In that environment, I much prefer the instrument sounds of the
FluidR3_GM.sf2 soundfont to the DLS sounds that come with Mac OS X.
On Mac OS X, there is a component called AU Lab which will load
soundfonts (sf2) of your choosing.
On 32-bit Mac OS X, there is a synthesizer called SimpleSynth, which is
distributed under the MIT license, so you can use it as you see fit, and
it will load soundfonts (sf2) of your choosing.

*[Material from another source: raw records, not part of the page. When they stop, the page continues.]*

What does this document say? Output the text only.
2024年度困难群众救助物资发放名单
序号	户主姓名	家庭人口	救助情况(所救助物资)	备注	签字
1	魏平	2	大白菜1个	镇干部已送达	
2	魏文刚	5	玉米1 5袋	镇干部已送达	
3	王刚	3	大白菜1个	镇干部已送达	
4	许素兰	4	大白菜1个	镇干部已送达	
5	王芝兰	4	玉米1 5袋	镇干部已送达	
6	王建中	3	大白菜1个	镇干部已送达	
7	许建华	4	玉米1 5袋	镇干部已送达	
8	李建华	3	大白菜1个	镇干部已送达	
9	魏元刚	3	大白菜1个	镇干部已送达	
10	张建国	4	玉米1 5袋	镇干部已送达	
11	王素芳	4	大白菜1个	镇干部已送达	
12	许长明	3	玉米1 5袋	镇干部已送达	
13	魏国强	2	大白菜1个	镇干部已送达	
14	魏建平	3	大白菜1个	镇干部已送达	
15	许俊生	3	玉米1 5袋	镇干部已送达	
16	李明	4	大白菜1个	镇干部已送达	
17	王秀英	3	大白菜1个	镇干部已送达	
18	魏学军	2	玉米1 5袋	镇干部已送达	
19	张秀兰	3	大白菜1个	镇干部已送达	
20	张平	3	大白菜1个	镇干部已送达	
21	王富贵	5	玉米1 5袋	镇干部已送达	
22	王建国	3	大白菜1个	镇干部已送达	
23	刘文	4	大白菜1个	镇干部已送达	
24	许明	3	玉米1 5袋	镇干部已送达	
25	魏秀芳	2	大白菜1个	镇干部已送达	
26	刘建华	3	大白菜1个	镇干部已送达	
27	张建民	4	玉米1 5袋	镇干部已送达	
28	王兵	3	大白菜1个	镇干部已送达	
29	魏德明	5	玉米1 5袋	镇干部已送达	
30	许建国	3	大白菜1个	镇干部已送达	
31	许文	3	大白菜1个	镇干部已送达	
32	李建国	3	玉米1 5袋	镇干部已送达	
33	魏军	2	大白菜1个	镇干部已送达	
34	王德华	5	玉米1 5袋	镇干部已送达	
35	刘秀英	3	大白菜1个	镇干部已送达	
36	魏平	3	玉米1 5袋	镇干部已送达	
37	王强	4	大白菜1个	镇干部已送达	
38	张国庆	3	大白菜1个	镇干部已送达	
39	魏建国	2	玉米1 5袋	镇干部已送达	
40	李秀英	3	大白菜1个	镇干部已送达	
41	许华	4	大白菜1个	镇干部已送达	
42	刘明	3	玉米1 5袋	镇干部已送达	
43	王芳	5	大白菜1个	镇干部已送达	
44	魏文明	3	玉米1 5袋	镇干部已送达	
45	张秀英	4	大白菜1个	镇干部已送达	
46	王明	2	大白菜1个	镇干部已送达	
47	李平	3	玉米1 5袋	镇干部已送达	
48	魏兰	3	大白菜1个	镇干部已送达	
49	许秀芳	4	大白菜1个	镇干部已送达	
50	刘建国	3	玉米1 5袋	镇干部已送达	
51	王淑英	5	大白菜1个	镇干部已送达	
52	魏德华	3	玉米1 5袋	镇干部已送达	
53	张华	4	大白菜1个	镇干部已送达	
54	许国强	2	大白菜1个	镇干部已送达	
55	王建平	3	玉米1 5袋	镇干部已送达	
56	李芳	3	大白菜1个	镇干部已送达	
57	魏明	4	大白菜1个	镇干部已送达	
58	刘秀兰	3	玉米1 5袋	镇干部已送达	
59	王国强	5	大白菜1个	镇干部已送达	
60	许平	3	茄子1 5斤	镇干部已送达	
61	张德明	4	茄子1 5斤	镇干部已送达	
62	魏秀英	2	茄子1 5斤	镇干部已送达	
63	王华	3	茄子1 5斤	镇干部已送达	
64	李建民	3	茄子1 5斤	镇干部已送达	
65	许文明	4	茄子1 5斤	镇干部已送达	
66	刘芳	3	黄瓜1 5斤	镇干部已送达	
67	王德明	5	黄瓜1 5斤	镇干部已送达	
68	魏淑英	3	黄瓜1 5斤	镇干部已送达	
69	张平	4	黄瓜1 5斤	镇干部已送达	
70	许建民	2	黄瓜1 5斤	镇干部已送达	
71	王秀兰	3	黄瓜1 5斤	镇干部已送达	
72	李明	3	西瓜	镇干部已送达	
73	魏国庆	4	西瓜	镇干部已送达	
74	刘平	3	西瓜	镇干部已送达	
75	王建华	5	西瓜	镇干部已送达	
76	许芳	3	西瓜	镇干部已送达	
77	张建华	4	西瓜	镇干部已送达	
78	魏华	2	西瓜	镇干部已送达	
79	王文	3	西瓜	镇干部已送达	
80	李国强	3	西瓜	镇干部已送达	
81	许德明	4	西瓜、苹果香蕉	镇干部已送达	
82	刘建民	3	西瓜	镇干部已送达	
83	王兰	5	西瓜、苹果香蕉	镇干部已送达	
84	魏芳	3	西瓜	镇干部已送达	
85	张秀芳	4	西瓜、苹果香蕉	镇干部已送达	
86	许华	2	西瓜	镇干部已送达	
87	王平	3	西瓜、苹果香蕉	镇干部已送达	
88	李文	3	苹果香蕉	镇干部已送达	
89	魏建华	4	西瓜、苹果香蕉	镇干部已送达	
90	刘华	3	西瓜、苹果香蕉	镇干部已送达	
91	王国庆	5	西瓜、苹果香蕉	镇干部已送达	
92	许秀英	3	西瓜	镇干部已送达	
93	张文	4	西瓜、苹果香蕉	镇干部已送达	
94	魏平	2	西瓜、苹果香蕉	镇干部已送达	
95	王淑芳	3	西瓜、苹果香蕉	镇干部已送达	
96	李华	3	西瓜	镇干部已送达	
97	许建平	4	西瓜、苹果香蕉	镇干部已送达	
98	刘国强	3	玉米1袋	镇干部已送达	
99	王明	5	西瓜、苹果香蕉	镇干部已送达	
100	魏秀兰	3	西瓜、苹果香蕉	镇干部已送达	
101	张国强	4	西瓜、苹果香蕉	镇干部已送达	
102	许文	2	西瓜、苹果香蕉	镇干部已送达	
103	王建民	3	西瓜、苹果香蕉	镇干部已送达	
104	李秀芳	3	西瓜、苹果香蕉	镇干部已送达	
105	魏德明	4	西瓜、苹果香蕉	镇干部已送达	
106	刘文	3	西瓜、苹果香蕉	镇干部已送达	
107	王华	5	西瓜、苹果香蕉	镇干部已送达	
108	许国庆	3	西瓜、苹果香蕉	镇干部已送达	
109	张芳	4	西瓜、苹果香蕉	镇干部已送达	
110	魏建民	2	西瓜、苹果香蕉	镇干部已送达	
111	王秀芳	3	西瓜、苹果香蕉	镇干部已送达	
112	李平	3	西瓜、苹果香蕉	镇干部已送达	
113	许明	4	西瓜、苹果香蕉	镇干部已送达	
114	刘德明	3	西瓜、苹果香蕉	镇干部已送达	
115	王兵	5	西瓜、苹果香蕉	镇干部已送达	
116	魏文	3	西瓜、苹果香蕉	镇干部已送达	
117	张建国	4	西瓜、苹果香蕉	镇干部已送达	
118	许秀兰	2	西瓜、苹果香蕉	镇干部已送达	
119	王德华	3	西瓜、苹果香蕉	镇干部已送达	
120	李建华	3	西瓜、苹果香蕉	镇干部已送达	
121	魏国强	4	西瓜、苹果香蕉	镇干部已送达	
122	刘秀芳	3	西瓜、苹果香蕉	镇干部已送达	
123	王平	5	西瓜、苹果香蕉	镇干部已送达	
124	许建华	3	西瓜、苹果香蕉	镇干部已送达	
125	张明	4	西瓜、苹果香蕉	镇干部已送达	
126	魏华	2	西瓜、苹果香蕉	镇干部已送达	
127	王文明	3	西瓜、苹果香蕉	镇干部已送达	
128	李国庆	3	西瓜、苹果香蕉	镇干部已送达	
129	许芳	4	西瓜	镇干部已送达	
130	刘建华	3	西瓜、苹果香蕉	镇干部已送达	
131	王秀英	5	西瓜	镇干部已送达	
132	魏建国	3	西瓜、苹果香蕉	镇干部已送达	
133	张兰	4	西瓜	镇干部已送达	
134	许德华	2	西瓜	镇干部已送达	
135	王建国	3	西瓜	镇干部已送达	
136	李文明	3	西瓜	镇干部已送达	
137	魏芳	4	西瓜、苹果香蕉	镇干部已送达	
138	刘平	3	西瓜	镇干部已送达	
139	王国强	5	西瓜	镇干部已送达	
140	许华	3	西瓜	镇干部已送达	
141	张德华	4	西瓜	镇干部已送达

But it won't load
soundfonts when run on 64-bit Mac OS X. It only plays the DLS sounds
available with Mac OS X with 64-bit Mac.
There is a soundfont player, the Bismark BS-16, which will run as a VST
instrument on Windows, and similarly under GarageBand on Mac OS X. It
will load soundfonts of your choosing, and will change instruments
(patches) via MIDI commands, and will play up to 16 MIDI channels
simultaneously.
On Mac OS X using Java, there is the Java Sound synthesizer, which is
low latency, but (unfortunately) has very restricted polyphony. You
can't load soundfonts with it (though that worked in the distant past).
The Java Sound Synthesizer is not available on Java on Android OS. The
Java environment (GUI as well) is very different on Android OS, as
opposed to on Windows, Linux, or Mac OS X. I don't know about iOS.
All of the Mac OS X stuff mentioned here are very low latency.
I have no information regarding whether any of them work on iOS.